De leur côté, le GRACQ et l'Inter-Environnement Wallonie (IEW) proposent une série de pistes pour favoriser le vélo dans notre Région. Et pas uniquement pour le loisir, même si cela a bien sûr des effets bénéfiques pour la santé: "Le Ravel c'est très bien, mais il est souvent situé dans les zones de campagne, loin des centres d'activité. On parle ici de la pratique quotidienne du vélo, notamment pour se rendre au travail", précise Luc Goffinet du GRACQ.

"Ce que nous voulons, c'est un plan ambitieux, moins dilué, et concerté avec la Région". Cela passe également par la sécurité des usagers. Encore ce matin, Vias a identifié les causes principales liées aux accidents de vélo. Et ce sont les autres usagers de la route qui sont pointés du doigt. Particulièrement les véhicules, même si les manœuvres des cyclistes sont aussi évoquées. L'année dernière, rien qu'à Bruxelles, 800 accidents de vélo ont été recensés.
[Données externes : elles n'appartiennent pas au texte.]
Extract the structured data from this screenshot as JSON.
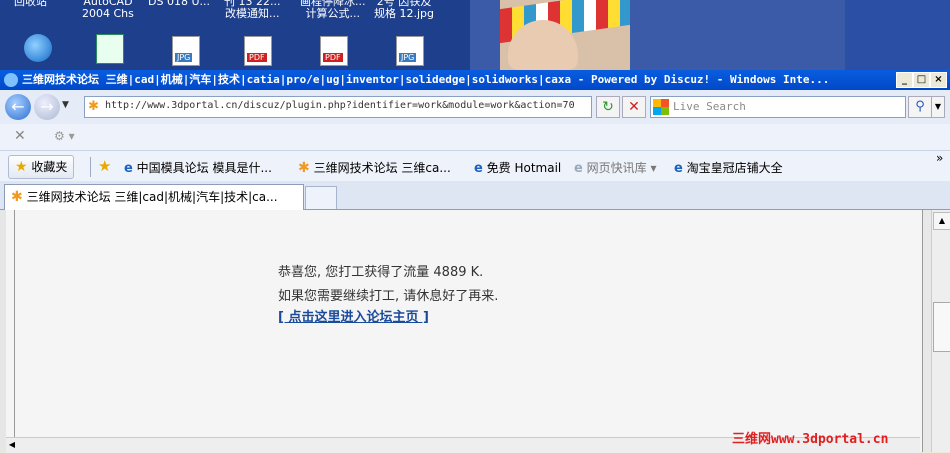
{
  "desktop": {
    "top_labels": [
      {
        "text": "回收站"
      },
      {
        "text": "AutoCAD\n2004 Chs"
      },
      {
        "text": "DS 018 U..."
      },
      {
        "text": "刊 13 22...\n改模通知..."
      },
      {
        "text": "画程停降冰...\n计算公式..."
      },
      {
        "text": "2号 因铁及\n规格 12.jpg"
      }
    ],
    "icons": [
      {
        "type": "ie"
      },
      {
        "type": "cad"
      },
      {
        "type": "jpg",
        "tag": "JPG"
      },
      {
        "type": "pdf",
        "tag": "PDF"
      },
      {
        "type": "pdf",
        "tag": "PDF"
      },
      {
        "type": "jpg",
        "tag": "JPG"
      }
    ]
  },
  "window": {
    "title": "三维网技术论坛 三维|cad|机械|汽车|技术|catia|pro/e|ug|inventor|solidedge|solidworks|caxa - Powered by Discuz! - Windows Inte...",
    "buttons": {
      "minimize": "_",
      "maximize": "□",
      "close": "×"
    }
  },
  "address_bar": {
    "url": "http://www.3dportal.cn/discuz/plugin.php?identifier=work&module=work&action=70"
  },
  "search": {
    "placeholder": "Live Search"
  },
  "favorites_bar": {
    "favorites_label": "收藏夹",
    "items": [
      {
        "label": "中国模具论坛 模具是什..."
      },
      {
        "label": "三维网技术论坛 三维ca..."
      },
      {
        "label": "免费 Hotmail"
      },
      {
        "label": "网页快讯库 ▾"
      },
      {
        "label": "淘宝皇冠店铺大全"
      }
    ]
  },
  "tabs": [
    {
      "label": "三维网技术论坛 三维|cad|机械|汽车|技术|ca..."
    }
  ],
  "content": {
    "line1": "恭喜您, 您打工获得了流量 4889 K.",
    "line2": "如果您需要继续打工, 请休息好了再来.",
    "link": "[ 点击这里进入论坛主页 ]"
  },
  "watermark": "三维网www.3dportal.cn",
  "colors": {
    "title_bar": "#0a5de0",
    "link": "#1a4a9a",
    "watermark": "#e02020"
  }
}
C'est pourquoi le GRACQ et l'IEW, tout comme Ecolo, veulent pousser vers une réduction ciblée de la vitesse des voitures. "En milieu urbanisé, il faudrait imposer la limitation à 30 km/h dans les quartiers résidentiels. Vous savez, on pense toujours qu'aux Pays-Bas il y a des pistes cyclables partout, mais ce n'est pas le cas. Quand on rentre dans un quartier, c'est en zone 30, le trafic s'en trouve beaucoup plus apaisé, à la fois en nombre et en vitesse. Et c'est ça qui permet la mixité au sein des quartiers", explique Luc Goffinet.
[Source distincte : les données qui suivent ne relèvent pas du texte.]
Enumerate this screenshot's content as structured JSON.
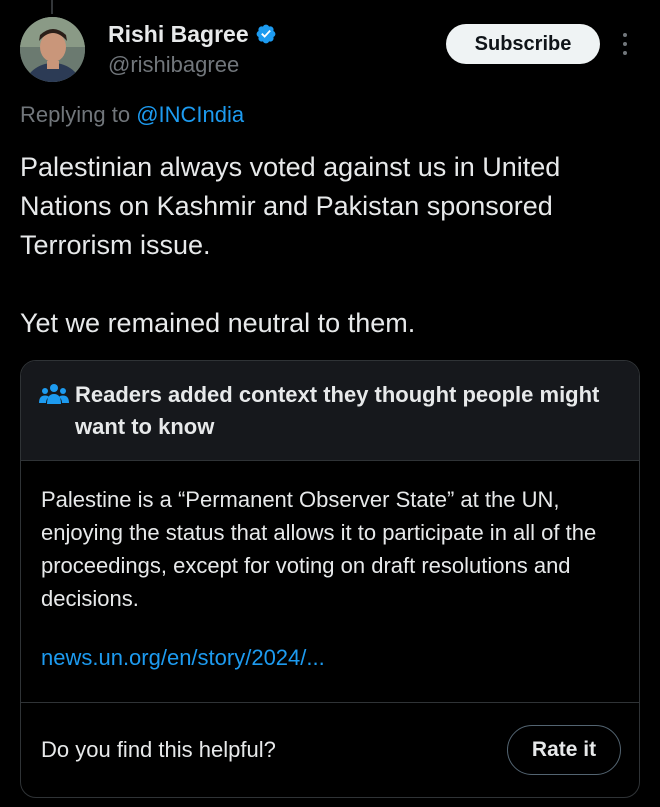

Le porte-parole se rend compte de l'impopularité d'une telle mesure. Si chacun est prêt à mettre des zones 30 devant son habitation, combien sont-ils à les respecter ailleurs? Le GRACQ veut également étendre la réduction de vitesse au milieu suburbain ou rural. Passer par exemple de 90 à 70 km/h sur les routes qui présentent un potentiel cyclable, ainsi que sur chaque entrée en agglomération, "une sorte de zone tampon".

Mentalité

Le GRACQ et l'IEW proposent dans ce rapport un ensemble de mesures concrètes qui doivent faciliter la cohabitation entre vélo et véhicules à moteur. Mais rien ne sera possible sans volonté politique et sans changement des mentalités. "Les déclarations doivent se mettre en place sur le terrain", insiste Luc Goffinet. Matthieu Daele y voit aussi un problème sous cette législature: "Dans la Déclaration de politique général du MR-cdH, ce qui est un peu la bible du gouvernement, la notion du vélo y est inexistante." Au-delà, au bout de 8 ans d'existence du Plan Wallonie cyclable, c'est un constat d'échec".
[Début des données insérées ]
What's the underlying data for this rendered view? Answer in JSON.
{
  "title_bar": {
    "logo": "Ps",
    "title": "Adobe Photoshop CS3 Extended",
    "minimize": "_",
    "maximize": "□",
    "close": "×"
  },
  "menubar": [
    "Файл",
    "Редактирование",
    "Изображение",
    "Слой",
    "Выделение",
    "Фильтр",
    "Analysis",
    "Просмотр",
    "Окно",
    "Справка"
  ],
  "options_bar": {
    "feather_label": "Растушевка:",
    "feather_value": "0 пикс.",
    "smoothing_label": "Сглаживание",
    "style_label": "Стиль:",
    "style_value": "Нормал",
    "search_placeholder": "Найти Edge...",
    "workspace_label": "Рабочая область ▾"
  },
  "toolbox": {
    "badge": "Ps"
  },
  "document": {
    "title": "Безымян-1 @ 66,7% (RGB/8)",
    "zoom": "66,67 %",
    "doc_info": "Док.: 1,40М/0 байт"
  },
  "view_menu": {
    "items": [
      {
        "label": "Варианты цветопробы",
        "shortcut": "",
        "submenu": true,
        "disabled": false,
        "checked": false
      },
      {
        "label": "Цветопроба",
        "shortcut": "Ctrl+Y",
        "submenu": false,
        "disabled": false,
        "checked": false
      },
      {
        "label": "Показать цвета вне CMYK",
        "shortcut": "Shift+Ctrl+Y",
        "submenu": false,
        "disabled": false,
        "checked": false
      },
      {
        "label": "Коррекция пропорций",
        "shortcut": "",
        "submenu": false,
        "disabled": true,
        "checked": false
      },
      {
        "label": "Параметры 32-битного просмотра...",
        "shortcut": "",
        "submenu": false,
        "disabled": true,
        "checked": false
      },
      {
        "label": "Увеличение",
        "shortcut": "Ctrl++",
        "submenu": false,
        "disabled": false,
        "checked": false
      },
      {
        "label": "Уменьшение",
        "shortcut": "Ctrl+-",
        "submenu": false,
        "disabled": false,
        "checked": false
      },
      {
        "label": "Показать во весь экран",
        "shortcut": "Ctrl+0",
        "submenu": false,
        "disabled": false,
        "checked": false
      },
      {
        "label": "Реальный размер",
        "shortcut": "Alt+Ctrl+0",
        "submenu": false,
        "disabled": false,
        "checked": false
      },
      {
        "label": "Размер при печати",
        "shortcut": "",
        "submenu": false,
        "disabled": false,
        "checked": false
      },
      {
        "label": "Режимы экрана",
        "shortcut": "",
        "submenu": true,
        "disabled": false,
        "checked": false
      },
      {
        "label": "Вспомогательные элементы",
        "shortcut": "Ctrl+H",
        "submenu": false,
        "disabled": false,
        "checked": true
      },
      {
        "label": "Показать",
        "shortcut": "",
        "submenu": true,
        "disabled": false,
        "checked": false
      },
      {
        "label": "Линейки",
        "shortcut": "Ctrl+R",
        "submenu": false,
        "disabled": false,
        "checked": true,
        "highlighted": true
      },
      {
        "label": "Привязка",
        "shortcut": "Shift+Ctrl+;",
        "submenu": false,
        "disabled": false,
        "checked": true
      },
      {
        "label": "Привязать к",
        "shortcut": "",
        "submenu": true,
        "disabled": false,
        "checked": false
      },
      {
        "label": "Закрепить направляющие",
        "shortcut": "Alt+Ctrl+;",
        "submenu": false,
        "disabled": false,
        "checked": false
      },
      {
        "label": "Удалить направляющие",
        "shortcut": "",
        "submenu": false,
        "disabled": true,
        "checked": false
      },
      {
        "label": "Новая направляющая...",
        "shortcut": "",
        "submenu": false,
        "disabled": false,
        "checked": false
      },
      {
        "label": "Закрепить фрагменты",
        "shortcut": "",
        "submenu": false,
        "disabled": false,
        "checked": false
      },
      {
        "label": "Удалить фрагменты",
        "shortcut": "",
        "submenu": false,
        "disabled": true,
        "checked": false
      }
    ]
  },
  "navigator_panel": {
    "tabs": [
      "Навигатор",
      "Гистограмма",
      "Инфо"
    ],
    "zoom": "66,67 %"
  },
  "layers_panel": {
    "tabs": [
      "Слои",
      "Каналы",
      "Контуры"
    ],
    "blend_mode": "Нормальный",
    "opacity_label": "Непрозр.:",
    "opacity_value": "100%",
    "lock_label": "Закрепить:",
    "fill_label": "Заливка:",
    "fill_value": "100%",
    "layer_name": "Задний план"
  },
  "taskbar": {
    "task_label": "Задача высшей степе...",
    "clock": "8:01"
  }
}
Quant au changement de mentalité, il se fera, on l'a vu, par davantage de sécurité. Mais aussi au niveau de l'administration. Luc Goffinet pense que la volonté du ministre (Carlo Di Antonio - cdH) n'est pas toujours respectée: "Des anciens fonctionnaires ou des ingénieurs des routes fonctionnent encore avec l'ancienne mentalité. On voit cependant l'arriver des jeunes qui sont en train de changer la donne".

Usagers, politiques, directeurs de chantiers, chacun est amené à évoluer. Sur le long terme, tout le monde devrait en profiter. Plus de vélo, c'est aussi moins de voitures et une meilleure qualité de l'air. Comme on a récemment pu l'observer lors du dimanche sans voiture à Bruxelles.